The following costs may be billed to you, as they are carried out as part of a non-covered service:

  • Echography of the eye performed in a clinic by a physician other than a radiologist participating in the public plan
  • Toric contact lenses or speciality lenses

 

 

Examples of diagnostic tests covered when carried out by a participating physician:

  • Simple tests (strep test, screening tests for sexually transmitted or blood-borne infections, urine test strip, pregnancy test, blood glucose test, for example)
    Exception: a laboratory may bill you for this service if the test is not analyzed by a participating physician.
  • Electrocardiogram
    Exception: a laboratory may bill you for a resting electrocardiogram if the findings are interpreted by the professional who prescribed the test.
  • Mammogram
    A diagnostic mammogram is a covered service and cannot be billed to you when carried out by a participating physician.
    A screening mammogram cannot be billed by a participating physician when:
    • it is conducted on a woman age 35 or older
    • it has been 1 year since one was last conducted
    • it is conducted at one of the screening centres designated by the Québec Breast Cancer Screening Program
  • Test for sleep apnea
    Exception: a laboratory may bill you for the recording of a sleep apnea test if the result is not analyzed by a participating physician.
  • Radiography
  • Echography (ultrasound)
    Exception: echography may be billed to you if it is interpreted by a physician other than a radiologist.
  • Vasectomy

Hormonal intrauterine devices (IUDs) cannot be billed to you by a physician participating in the public plan. However, the physician may ask you to procure the hormonal IUD at your expense at a pharmacy.
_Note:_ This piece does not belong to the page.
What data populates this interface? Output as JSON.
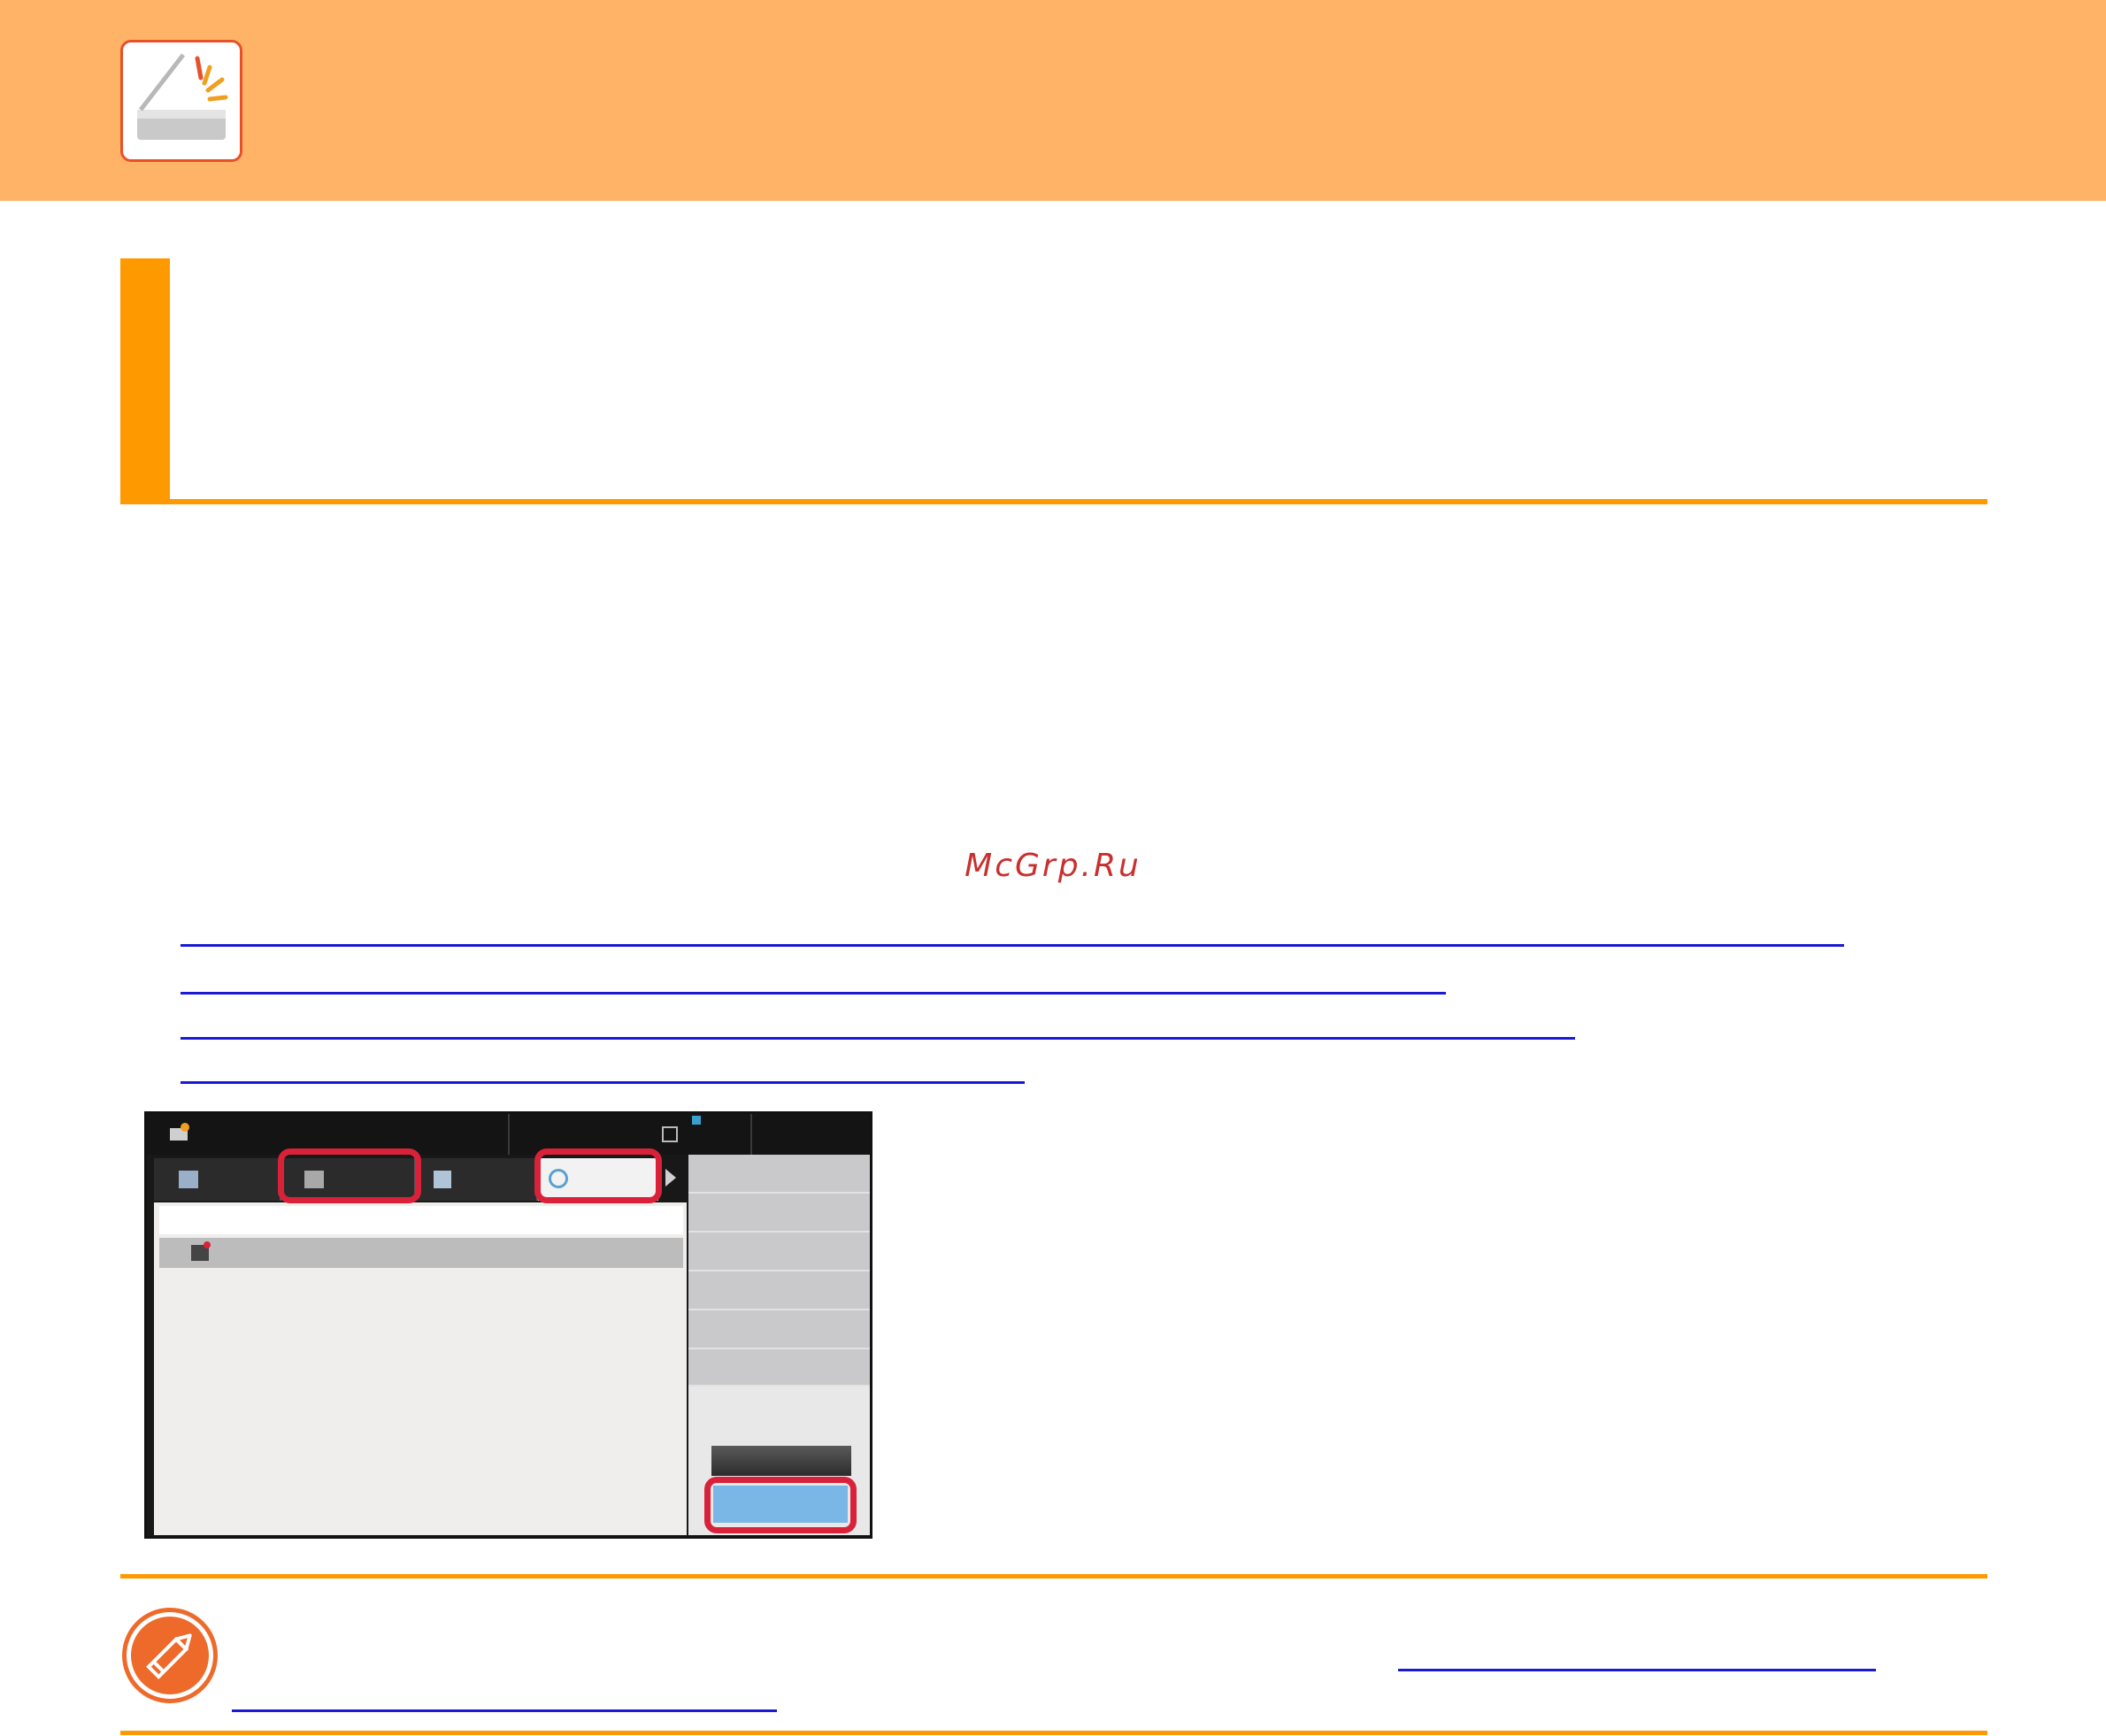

Copper intrauterine devices are supplied by the health care network when their placement is made immediately after a voluntary interruption of pregnancy (VIP), carried out in certain private clinics and certain women’s health centres. If the copper intrauterine device is not related to a VIP, you must procure it at your expense at a pharmacy.

 

Supplies and medications needed for treatment are covered only if they are used during a covered service, since they are included in the service. This includes the plaster of Paris, the basic splint, liquid nitrogen and viscosupplements.

If a physician participating in the public plan plans to render a service (such as an injection) to you is entitled to ask you to obtain from a pharmacy the medications necessary for the injection. However, the physician cannot ask you to procure the products needed for the service (such as an injection kit), since it is included in the service. If you wish to have a fibreglass cast or a premium splint, you will need to pay the difference between its cost and that of their basic model.

Medications used during a non-covered service, such as an aesthetic service, may be billed to you.

 

We are unable to dedicate sums to persons who have paid for non-covered services and therefore cannot reimburse you the costs associated with the service.